Yeah, I’ll just say it: I don’t understand all the fuss. Does it improve performance in area XYZ? Well yes, of course. It’s a computer. You have put a smaller computer in charge of a specialized group of functions so that your CPU does not have to do those functions. It would be like going nuts over a GPU. Yes, of course the GPU is going to GPU so the CPU does not have to. And no, ZFS was not run on not a server, it was run on the computer that is the DPU. Some of them throw down 200W+ (not including pcie passthrough). Well, I think that is a correct high number, NVIDIA actually publishes all of the specs EXCEPT the power usage. You have to go sign into the customer portal to get those. I kid you not, look: https://docs.nvidia.com/networking/display/BlueField2DPUENUG/Specifications
I mean, I know there has never been a computer of 200W that has ever been able to run ZFS with ECC memory……….atom. And as your article does show, as usual, it is not that you can put another computer somewhere, its putting it there and getting it to do what you want and talk with the computer playing host to it. So great. Its an comp-ccelerator. It can offload my OVS, cool. Also there is a certain always around the corner about so much these days. The future, great (maybe?), but if something is always around the corner, its not being used for anything they told us Sapphire Rapids was good for. Bazinga! Intel joke. AMD handed Zen 1 to China for a quick buck. AMD joke. All is balanced.

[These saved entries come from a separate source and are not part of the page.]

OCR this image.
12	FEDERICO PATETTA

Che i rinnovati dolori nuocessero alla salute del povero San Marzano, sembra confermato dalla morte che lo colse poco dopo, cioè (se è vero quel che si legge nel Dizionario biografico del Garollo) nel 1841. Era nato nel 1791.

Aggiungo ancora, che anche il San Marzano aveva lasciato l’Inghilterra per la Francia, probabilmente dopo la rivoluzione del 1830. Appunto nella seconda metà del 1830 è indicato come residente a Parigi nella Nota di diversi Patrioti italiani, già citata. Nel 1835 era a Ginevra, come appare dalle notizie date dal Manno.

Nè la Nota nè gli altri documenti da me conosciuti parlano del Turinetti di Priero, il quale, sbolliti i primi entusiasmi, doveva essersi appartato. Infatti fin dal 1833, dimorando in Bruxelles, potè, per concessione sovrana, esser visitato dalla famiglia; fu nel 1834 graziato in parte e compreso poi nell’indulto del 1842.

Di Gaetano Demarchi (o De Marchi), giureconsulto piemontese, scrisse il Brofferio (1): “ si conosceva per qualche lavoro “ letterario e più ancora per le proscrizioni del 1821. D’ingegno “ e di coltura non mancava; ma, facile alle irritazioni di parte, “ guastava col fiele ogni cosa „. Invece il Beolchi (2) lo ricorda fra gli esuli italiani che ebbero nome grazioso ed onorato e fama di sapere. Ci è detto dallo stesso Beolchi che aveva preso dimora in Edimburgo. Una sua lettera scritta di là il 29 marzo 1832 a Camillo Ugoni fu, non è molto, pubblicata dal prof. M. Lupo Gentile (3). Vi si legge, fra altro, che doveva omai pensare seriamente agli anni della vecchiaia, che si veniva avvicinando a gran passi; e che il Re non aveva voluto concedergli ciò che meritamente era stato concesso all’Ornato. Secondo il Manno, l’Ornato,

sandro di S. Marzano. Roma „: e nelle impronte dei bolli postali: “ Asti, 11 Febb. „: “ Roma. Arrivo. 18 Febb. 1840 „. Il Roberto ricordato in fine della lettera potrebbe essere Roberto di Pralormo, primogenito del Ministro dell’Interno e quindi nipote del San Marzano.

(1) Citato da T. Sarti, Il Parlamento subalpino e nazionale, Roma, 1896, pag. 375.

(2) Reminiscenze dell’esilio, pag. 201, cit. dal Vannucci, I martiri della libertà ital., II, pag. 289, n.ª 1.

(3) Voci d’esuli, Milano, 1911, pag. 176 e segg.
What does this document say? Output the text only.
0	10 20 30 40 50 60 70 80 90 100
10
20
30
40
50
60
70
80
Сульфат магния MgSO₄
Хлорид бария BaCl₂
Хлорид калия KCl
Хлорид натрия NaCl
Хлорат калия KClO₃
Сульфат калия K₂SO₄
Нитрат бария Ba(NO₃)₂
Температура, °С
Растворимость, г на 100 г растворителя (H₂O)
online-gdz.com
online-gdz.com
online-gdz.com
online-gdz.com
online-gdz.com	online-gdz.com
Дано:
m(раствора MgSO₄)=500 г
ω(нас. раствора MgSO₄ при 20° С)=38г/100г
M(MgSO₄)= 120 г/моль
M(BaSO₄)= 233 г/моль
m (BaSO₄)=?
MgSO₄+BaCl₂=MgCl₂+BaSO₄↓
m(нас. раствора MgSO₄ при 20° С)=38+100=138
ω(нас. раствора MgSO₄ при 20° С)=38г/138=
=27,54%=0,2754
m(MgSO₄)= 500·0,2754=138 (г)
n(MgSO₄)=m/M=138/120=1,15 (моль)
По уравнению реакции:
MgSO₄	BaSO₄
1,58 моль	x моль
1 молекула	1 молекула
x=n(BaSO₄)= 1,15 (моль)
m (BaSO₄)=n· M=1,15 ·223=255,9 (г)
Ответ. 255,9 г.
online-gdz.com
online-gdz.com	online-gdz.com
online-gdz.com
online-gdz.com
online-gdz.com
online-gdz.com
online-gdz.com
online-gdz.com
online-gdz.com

The article states all VM were provisioned the same, but then doesn’t go on to provide details or at least details I could find. Was the test sensitive to how many virtual CPUs and RAM was assigned to each VM? What are the details of the VM?
Hi Eric – We had screenshots of the VMs on Page 2 so my thought was folks could see the 8 vCPU/ 16GB configuration there.
Thanks for the quick reply. I was reading the article on my mobile phone. The screen images are blurry unless one clicks on an image and then pinches to zoom. I see the configuration now.
Thanks for the detailed analysis.
I wonder how close you could get to these figures using DPDK in Proxmox instead of using a DPU. The DPU performance difference while nice is not as big as I would have expected. Afaik AWS mentioned latency decreases and bandwidth uplift of 50% when initially switching to their Nitro architecture.
What was the power consumption of the BF2?
AMD committed something akin to treason, and someone lied to you about something something Intel. Run Along – you are not the target audience for this now deprecated DPU nor for anything in the server realm.
This the previous gen card – the Bluefield 3 (400Gb/s) offers better performance.
No SPR servers to review (I have 13 dual SPR 1U servers) – no modern DPU to review, no DGX A100 or DGX H100 to review – yet all of those are in my datacenter…
If Patrick had actual journalistic skills and a site that attracts more than a couple dozen people I would let him review the equipment I have.
Ha! This DA troll. You’re realizing at some point they’ve got 130K subs on YT and they’re getting tens of thousands of views per video, not posting anywhere near as much on here. Based on their old Alexa rank they’re 3-5M pv/ month so that’s like 100k pv/ article.
13 SPR servers is small. We’re at thousands deployed in just the last 4 weeks and we’re looking at Pensando or BlueField for our VMware clusters going forward.
Go troll somewhere else.
DA I strongly suspect that better hardware performance is not the missing key but that the virtualization implementation is less than optimal. We already have numbers of DPU to DPU traffic running directly on the cards and those are much better than the VM level differences.
Right now, only a select number of cards are supported by VMware. These are the fastest BlueField-2 DPUs supported. BlueField-3’s will be, but not yet.
To be fair to DA – we do only get a several dozen people per minute on the main site.